In our collective obsession with Making A Murderer we've lost sight of one important person: the victim, Teresa Halbach. What do we really know about her? Writing for GLAMOUR, reporter Tom Kertscher - who has covered the Steven Avery case for thirteen years, and appears in the documentary - fills in some of the gaps.
Like everyone who has watched it, the Netflix sensation Making A Murderer has seeped into my pores and taken over.
Having covered the story since 2003, I believe the two producers - Laura Ricciardi and Moira Demos - were right to focus on Steven Avery. His is an incredible story: freed after 18 years for a sexual assault he did not commit, only to be charged with murder two years later.
However, in the ten-hour series, there is very little about the murder victim herself, Teresa Halbach.
Told from Avery's perspective, it's understandable that Making A Murderer has spurred outrage over the belief that he has been framed for Halbach's murder.
But imagine how different the documentary would feel had the filmmakers been embedded with Halbach's family, instead of the Averys.
So, who was Teresa? What do we know about the 25-year-old photographer?
"She was happy all the time, always smiling," retired photographer Tom Pearce, who partnered with Halbach in his studio, tells me. "Her clients and her friends just loved her. She was very easy going. She had a big heart. And she was a lot of fun."
Pearce's memories echo Halbach's own words. In a video made three years before she was killed - which we see in Making A Murderer - Halbach says:
"Let's say I died tomorrow. I don't think I will. I think I have a lot more to do... I just want people I love to know that whenever I die, that I was happy. That I'm happy with what I did with my life."
Teresa grew up on her family's farm near Green Bay and graduated from the University of Wisconsin-Green Bay. She lived in Calumet County, where Avery's trial was held. She helped coach a youth volleyball team.
Halbach didn't have children, but was known to be especially good with them in her work. As a freelancer, she took pictures at Pearce's studio and for Auto Trader, a magazine for buying and selling automobiles.
Pearce recalled that Halbach had taken photos for Auto Trader several times before at Avery's home and that she felt uncomfortable around Avery.
Pearce had hopes that Halbach would one day take over his studio. "Most people don't like having their picture taken, but she'd get them into a more fun atmosphere," he says. "She was always full of energy."
I remember sitting in court, back in 2007, when the judge announced that the jury had found Avery guilty of Teresa's murder. It was just after 6pm on a Sunday evening, and not a sound could be heard from the courtroom.
Avery dropped his head and gently shook it from side to side. At the same moment, Karen Halbach, Teresa's mother, began to shake and tears filled the eyes of Teresa's other brother, Tim.
Afterward, Mike Halbach, who acted as the family spokesman, said his sister was present in spirit. "She's smiling.
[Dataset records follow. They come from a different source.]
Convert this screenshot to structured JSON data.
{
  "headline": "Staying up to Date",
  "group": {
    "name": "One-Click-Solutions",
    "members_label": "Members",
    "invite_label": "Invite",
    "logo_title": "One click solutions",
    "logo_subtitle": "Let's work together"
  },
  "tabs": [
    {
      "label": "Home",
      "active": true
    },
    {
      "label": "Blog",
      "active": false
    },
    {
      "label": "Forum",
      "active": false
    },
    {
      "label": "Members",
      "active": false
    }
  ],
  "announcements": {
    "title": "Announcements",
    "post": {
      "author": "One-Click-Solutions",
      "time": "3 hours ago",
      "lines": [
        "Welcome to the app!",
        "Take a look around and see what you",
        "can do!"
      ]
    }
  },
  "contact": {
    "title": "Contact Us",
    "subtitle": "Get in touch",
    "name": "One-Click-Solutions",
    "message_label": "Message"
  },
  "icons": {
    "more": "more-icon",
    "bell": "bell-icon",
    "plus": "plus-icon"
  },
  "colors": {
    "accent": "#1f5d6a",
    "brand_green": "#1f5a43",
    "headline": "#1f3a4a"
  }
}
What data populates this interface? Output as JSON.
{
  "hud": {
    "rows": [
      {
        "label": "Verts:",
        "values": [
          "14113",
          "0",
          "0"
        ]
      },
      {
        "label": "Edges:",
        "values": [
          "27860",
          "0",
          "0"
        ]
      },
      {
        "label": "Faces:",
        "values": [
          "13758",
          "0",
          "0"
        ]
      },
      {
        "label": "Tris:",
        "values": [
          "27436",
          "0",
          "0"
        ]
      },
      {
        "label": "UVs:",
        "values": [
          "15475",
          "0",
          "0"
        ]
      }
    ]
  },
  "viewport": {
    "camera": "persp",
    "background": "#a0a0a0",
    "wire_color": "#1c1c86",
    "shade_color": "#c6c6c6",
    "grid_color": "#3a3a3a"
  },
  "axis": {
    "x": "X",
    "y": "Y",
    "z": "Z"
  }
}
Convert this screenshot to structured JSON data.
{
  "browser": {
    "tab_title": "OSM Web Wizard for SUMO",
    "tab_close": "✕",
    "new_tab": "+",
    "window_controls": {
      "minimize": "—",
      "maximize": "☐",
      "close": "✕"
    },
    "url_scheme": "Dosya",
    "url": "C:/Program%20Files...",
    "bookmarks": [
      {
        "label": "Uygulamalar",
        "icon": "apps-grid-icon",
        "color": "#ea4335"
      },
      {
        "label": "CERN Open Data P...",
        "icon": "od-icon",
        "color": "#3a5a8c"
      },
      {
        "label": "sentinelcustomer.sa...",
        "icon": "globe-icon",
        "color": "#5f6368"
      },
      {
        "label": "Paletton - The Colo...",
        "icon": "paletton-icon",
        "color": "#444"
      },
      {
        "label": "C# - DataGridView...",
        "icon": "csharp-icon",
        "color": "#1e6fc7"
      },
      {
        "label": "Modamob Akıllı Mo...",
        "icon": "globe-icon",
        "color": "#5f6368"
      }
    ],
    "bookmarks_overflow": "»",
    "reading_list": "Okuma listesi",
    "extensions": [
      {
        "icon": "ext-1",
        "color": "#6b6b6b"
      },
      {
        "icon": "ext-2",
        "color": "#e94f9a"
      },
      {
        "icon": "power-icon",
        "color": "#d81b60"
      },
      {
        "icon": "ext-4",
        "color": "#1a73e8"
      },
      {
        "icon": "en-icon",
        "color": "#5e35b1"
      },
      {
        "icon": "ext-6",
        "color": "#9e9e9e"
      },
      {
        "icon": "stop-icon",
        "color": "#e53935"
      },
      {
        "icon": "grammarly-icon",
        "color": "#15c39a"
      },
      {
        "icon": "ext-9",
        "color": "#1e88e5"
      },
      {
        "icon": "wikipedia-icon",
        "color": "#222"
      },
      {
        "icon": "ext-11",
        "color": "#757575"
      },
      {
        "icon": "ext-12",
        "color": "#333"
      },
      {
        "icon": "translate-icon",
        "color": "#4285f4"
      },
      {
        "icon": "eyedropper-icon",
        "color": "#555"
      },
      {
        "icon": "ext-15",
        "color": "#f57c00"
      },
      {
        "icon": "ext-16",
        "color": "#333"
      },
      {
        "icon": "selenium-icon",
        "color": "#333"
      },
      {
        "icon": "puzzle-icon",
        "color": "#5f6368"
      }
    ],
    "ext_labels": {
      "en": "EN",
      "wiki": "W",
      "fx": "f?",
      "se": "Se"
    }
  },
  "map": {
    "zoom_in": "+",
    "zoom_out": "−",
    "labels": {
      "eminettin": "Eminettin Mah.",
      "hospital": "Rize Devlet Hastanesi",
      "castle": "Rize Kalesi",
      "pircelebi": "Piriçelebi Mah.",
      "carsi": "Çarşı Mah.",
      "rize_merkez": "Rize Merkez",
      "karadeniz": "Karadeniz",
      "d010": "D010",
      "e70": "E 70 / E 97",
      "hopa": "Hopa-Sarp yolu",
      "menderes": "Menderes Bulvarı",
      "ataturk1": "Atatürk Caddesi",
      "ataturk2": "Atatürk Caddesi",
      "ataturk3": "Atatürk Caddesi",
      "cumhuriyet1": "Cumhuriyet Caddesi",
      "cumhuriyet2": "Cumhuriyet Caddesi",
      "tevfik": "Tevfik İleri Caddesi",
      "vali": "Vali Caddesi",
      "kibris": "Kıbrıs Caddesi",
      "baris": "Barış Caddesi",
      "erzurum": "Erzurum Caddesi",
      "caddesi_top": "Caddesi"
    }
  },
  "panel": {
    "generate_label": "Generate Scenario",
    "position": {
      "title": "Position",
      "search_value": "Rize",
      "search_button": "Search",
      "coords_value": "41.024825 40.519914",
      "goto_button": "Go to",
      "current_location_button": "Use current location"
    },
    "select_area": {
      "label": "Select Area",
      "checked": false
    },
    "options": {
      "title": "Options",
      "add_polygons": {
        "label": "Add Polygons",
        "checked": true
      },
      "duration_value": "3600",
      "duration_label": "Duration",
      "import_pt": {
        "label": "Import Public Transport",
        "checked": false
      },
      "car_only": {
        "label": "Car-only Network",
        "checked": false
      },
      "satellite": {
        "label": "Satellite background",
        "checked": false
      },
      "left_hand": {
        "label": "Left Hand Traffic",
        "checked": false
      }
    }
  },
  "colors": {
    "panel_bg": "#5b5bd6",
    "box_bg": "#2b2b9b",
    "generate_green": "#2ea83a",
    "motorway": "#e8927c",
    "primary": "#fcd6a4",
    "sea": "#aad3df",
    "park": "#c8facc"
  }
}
She showed the jury the way," he said.
With a petition calling for Steven Avery's release, and almost daily revelations about the case hitting the headlines, the fascination with the case shows no signs of abating.
As a journalist who has continued to follow and comment on the aftermath of the show, I realise I am part of that media hurricane. But I also make it a point to remember the enduring pain that many families are experiencing, particularly Teresa's.
Let's not lose sight at what's at the heart of Making A Murderer: a young woman who lost her life.